Introduire de la vitamine A dans les cultures
En Août 1999, la revue Science a servi de vitrine au riz enrichi
en vitamine A. Ce riz génétiquement modifié produit
du bêta-carotène dans son endosperme, ce qui lui donne sa
couleur jaune significative, d'où le nom de " riz doré
". Les fonds utilisés pour fabriquer ce riz proviennent de
la Fondation Rockfeller et de la Commission Européenne. Etant donné
qu'il a été mis au point en dehors du secteur privé,
le " riz doré " est devenu un outil fort utile et opportun
dans les relations publiques pour les promoteurs des manipulations génétiques.
Parallèlement, Monsanto avait mis au point un plant de moutarde
riche en bêta-carotène, que la firme a prévu de distribuer
aux agriculteurs pauvres du monde entier. Par l'intermédiaire du
partenariat global sur la vitamine A et d'investisseurs locaux, Monsanto
a promis de mettre au point des variétés appropriées
pour les régions les plus défavorisées. Ce don a
permis à Monsanto d'insister sur la pertinence de la biotechnologie
agricole face aux problèmes que rencontrent les plus pauvres, de
faire adopter la technologie au nom du bien public et de contrecarrer
la mauvaise réputation qu'elle s'était faite, particulièrement
en Europe et en Inde.
Le " riz doré " est le fruit du travail de deux équipes
de recherche allemandes sous la direction du Dr Ingo Potrykus de l'Institut
Suisse de Technologie de Zurich et du Dr Peter Beyer de l'université
de Fribourg. L'idée d'introduire génétiquement du
bêta-carotène dans du riz a émergé il y a neuf
ans, au vu des rapports de l'UNICEF et de l'OMS sur l'incidence grave
de la CVA dans les pays où le riz constitue la base de l'alimentation.

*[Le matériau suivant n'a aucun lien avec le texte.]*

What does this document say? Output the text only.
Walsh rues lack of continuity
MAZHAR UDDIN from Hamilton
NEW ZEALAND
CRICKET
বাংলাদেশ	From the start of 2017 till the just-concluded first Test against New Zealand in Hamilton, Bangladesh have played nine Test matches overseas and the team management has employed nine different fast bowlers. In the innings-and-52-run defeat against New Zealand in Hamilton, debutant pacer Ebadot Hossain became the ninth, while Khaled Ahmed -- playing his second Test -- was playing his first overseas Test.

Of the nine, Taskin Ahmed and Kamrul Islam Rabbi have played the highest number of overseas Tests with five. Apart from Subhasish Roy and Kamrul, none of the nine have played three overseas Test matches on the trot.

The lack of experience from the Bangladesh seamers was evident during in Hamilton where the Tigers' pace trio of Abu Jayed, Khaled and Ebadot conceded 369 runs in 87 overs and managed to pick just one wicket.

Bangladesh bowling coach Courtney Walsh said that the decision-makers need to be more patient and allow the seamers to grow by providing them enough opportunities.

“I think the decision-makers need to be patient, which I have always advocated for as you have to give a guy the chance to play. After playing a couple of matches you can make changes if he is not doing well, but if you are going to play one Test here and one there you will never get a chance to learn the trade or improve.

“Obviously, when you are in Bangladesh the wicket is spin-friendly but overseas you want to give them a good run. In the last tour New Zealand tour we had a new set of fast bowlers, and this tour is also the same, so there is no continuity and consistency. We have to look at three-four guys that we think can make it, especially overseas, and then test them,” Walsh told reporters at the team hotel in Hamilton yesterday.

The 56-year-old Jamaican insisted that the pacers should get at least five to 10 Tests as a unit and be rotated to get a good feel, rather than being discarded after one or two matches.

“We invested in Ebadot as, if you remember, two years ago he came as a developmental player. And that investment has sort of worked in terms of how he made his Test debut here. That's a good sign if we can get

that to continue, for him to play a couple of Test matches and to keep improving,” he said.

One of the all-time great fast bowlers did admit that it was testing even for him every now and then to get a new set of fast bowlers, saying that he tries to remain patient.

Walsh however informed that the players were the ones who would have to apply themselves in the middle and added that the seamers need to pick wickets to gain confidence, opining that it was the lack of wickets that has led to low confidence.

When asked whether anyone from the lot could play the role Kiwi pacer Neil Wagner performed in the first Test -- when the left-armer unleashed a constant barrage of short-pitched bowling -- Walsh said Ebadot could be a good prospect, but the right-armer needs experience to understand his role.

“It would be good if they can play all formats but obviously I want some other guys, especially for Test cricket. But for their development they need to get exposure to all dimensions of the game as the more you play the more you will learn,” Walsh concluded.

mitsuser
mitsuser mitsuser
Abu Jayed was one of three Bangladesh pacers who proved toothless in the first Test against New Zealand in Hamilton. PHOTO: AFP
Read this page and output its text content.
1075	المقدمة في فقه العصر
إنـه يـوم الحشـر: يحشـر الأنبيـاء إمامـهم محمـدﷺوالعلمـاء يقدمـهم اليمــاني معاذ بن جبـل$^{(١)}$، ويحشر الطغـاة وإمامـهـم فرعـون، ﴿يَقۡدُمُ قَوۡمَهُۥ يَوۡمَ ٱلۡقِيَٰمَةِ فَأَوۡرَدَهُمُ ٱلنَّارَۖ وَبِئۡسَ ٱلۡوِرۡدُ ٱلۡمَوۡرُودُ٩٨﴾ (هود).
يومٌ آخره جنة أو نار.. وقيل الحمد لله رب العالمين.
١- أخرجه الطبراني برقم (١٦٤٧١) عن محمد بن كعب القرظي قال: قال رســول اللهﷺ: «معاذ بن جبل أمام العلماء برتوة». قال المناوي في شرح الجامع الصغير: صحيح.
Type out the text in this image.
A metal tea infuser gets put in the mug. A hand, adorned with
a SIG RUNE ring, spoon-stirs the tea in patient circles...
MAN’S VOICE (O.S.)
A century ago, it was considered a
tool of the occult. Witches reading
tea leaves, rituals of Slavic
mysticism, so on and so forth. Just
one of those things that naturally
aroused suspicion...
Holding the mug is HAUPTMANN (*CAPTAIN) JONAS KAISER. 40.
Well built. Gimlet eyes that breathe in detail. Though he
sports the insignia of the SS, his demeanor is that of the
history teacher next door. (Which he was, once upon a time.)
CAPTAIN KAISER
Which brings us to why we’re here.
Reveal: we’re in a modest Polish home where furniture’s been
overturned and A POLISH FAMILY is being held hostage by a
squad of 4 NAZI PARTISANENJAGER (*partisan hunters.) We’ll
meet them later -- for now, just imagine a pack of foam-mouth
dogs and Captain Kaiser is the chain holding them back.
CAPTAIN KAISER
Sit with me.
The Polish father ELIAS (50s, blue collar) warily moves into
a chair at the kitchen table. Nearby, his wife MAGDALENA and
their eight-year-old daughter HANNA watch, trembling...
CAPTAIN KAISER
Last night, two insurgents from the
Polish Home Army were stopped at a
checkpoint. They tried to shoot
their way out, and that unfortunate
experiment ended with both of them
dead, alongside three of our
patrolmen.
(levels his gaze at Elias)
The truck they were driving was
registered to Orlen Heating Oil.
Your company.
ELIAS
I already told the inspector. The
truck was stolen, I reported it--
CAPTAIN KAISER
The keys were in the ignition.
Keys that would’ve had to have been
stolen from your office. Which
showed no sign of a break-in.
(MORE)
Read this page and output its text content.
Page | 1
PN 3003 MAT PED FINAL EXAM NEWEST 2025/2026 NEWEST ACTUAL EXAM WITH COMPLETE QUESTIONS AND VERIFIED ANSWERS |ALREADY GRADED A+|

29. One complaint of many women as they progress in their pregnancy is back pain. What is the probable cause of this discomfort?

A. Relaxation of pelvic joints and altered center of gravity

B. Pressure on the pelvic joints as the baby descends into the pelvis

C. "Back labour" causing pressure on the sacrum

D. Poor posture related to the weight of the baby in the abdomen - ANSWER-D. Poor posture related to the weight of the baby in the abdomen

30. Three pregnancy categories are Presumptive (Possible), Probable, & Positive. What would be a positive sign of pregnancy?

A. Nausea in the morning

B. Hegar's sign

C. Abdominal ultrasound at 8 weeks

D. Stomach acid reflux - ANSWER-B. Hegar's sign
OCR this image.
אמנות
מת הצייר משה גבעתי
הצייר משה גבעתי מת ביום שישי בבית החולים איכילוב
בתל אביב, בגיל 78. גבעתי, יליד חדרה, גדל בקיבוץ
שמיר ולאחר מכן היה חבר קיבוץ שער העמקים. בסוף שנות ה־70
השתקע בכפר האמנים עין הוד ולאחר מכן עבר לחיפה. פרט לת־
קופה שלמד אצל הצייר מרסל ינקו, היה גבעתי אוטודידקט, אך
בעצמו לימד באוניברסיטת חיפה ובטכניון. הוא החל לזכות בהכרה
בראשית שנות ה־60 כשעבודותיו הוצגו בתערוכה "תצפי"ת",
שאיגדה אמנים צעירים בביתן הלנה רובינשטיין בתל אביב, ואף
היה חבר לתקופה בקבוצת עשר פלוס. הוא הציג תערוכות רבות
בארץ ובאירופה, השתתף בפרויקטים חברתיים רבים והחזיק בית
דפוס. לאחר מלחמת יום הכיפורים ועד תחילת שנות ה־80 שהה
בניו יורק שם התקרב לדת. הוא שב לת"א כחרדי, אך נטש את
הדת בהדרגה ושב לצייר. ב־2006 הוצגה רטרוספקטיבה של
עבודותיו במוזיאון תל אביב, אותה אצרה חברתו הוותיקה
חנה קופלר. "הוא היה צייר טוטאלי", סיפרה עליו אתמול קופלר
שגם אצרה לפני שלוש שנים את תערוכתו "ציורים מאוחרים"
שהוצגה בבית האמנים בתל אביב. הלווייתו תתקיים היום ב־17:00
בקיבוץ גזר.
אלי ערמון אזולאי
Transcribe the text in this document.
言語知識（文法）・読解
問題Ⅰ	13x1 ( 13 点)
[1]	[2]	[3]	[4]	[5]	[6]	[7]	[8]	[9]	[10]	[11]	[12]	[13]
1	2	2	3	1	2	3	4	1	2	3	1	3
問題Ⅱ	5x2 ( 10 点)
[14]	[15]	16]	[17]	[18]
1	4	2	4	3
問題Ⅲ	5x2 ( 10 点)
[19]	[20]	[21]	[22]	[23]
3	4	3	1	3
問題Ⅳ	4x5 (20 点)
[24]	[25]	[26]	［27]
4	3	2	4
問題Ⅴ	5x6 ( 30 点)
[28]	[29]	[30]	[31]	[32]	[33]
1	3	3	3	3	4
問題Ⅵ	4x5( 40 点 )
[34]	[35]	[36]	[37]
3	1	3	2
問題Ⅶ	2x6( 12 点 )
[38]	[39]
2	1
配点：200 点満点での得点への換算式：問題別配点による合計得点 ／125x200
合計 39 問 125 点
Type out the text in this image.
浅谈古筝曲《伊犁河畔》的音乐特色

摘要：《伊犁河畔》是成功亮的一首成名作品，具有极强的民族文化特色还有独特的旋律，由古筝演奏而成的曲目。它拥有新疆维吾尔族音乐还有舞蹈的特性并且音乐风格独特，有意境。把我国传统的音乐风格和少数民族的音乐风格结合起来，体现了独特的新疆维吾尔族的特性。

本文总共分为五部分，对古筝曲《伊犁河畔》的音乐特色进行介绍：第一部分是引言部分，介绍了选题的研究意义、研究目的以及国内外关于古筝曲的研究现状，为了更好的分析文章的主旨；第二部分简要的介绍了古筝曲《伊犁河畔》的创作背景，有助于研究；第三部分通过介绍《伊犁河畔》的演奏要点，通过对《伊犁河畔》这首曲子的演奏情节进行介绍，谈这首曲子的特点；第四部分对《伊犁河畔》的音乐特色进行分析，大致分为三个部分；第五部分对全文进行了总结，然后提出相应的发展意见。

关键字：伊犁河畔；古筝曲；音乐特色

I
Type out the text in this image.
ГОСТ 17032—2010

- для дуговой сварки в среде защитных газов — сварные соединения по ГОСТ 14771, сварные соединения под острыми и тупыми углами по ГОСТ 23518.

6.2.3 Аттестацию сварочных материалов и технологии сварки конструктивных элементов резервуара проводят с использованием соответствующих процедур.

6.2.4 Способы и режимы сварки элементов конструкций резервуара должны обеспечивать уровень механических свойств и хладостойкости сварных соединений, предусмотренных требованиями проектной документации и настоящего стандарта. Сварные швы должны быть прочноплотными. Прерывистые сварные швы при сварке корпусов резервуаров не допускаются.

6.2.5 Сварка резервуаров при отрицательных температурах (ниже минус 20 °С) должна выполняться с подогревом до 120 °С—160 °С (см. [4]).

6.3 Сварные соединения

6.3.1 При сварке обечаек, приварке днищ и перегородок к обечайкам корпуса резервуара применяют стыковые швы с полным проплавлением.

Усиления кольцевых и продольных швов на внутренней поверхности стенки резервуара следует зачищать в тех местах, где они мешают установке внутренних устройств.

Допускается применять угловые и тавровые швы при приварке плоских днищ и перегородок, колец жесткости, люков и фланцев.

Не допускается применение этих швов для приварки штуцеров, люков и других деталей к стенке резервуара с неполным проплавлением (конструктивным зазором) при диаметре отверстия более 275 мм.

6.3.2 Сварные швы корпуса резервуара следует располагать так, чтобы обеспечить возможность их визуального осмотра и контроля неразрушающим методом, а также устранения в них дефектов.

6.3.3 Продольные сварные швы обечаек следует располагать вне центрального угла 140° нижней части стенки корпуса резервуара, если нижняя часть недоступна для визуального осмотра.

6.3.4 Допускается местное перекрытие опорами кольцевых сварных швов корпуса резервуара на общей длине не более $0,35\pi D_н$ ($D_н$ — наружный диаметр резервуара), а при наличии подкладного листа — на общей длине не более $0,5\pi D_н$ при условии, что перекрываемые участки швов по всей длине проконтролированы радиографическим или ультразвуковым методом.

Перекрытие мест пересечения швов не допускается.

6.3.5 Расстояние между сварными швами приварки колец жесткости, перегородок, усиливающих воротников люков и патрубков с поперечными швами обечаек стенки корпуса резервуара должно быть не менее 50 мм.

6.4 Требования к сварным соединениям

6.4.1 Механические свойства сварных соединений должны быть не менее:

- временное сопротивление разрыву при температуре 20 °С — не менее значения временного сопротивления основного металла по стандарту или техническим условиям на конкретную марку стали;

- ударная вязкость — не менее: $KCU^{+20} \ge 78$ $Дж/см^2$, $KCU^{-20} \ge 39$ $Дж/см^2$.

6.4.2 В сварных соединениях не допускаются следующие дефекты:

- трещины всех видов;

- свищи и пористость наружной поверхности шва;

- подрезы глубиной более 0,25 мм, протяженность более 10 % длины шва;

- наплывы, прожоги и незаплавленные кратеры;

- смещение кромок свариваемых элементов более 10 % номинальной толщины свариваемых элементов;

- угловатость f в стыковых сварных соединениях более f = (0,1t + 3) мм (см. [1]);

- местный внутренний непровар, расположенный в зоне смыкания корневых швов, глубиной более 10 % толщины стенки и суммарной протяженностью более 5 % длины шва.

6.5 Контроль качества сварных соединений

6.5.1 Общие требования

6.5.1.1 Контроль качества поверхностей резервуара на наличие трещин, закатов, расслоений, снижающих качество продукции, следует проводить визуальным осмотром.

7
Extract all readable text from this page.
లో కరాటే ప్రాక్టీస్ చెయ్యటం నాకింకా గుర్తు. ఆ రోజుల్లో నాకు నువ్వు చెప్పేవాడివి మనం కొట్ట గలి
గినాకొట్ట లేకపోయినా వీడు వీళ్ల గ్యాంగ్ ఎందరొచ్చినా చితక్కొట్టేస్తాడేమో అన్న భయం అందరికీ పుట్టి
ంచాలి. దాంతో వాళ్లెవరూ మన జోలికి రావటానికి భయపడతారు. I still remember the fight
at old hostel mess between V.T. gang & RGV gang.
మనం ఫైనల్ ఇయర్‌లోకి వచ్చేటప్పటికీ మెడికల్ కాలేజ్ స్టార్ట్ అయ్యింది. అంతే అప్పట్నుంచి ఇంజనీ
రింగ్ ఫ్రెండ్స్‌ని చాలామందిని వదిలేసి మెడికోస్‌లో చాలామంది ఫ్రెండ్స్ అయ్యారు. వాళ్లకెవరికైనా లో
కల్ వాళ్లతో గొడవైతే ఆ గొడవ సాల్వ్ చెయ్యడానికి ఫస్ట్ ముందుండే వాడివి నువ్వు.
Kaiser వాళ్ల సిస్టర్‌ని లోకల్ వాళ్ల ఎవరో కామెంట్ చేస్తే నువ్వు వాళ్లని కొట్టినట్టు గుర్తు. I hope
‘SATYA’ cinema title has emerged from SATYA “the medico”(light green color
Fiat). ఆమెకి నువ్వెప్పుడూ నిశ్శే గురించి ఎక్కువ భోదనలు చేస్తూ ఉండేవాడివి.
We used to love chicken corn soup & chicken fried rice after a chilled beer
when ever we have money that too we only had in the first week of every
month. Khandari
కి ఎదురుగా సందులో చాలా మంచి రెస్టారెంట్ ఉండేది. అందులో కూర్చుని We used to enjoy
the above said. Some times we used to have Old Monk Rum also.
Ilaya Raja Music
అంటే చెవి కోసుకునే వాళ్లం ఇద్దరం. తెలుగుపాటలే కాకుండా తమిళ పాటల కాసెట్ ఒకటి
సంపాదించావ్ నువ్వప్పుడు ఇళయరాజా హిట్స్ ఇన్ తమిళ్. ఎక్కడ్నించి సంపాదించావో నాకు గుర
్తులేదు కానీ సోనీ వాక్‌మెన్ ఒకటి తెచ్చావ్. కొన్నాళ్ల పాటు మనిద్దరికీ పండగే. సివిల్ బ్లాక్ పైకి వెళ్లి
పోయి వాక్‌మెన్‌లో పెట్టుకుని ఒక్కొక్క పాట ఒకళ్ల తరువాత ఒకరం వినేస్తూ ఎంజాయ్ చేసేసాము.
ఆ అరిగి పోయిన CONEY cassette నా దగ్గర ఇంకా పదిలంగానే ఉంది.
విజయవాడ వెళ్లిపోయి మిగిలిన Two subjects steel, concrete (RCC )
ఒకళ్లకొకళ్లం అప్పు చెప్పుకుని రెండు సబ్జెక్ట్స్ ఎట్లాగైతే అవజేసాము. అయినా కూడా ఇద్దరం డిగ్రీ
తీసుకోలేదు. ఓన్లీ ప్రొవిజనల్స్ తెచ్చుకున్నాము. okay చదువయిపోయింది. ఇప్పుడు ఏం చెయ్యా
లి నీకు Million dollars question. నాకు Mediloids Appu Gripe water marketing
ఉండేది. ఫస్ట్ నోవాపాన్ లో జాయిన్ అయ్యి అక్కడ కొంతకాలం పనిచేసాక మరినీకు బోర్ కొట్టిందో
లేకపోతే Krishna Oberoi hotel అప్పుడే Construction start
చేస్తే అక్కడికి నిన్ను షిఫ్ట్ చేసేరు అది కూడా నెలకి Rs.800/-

Les chercheurs ont manipulé une variété de laboratoire
du riz Japonica (Taipei 309, adapté au climat tempéré
de l'Europe) pour qu'elle convertisse un précurseur hormonal naturellement
présent en bêta-carotène. L'équipe a introduit
trois gènes. Deux d'entre eux sont nouveaux dans le domaine des
manipulations génétiques et proviennent de jonquilles (Narcissus
pseudonarcissus). Le troisième vient d'une bactérie, Erwinia
uredovara, qui a déjà été utilisée
par Kirin Brewery. Les équipes travaillent également à
croiser cette lignée à une autre lignée de riz, afin
d' augmenter son contenu en fer.
Le battage publicitaire autour du " riz doré " semble
un peu prématuré dans la mesure où seule une poignée
de graines génétiquement modifiées a été
produite à ce jour. La seule certitude, c'est que certaines des
graines transformées contiennent du bêta-carotène
dans leur endosperme, mais on ne sait toujours pas si l'organisme peut
l'assimiler ou pas. Même si ce riz s'avère être un
succès, il faudra encore transférer le caractère
bêta-carotène aux variétés de riz Indica, qui
sont celles que l'on cultive en Asie. Plusieurs Centres de Recherche Agricole
Internationale (CRAI) vont se charger de ce travail ; parmi eux, l'IRRI
des Philippines, l'ICRISAT basé en Inde et le CIAT basé
en Colombie où de nouveaux croisements et de nouveaux essais en
champ seront effectués. L'IRRI, en collaboration avec l'Institut
de Recherche sur le Riz des Philippines, doit se charger de transférer
le caractère doré à des variétés courantes
telles que l'IR 64.
Le riz enrichi en vitamine A a encore un long chemin devant lui. La réussite
en laboratoire ne garantit pas la réussite en champ. Les plantes
transgéniques qui se comportent bien en laboratoire sont bien souvent
un échec dans les champs; surtout si elles contiennent non pas
un, mais trois gènes supplémentaires. A l'heure actuelle,
on ne peut que faire des suppositions quant à l'impact sur l'environnement
et d'autres aspects peuvent poser problème, comme son goût
et son accueil par les consommateurs. Tous les aspects du problème
ne semblent pas avoir été correctement appréhendés.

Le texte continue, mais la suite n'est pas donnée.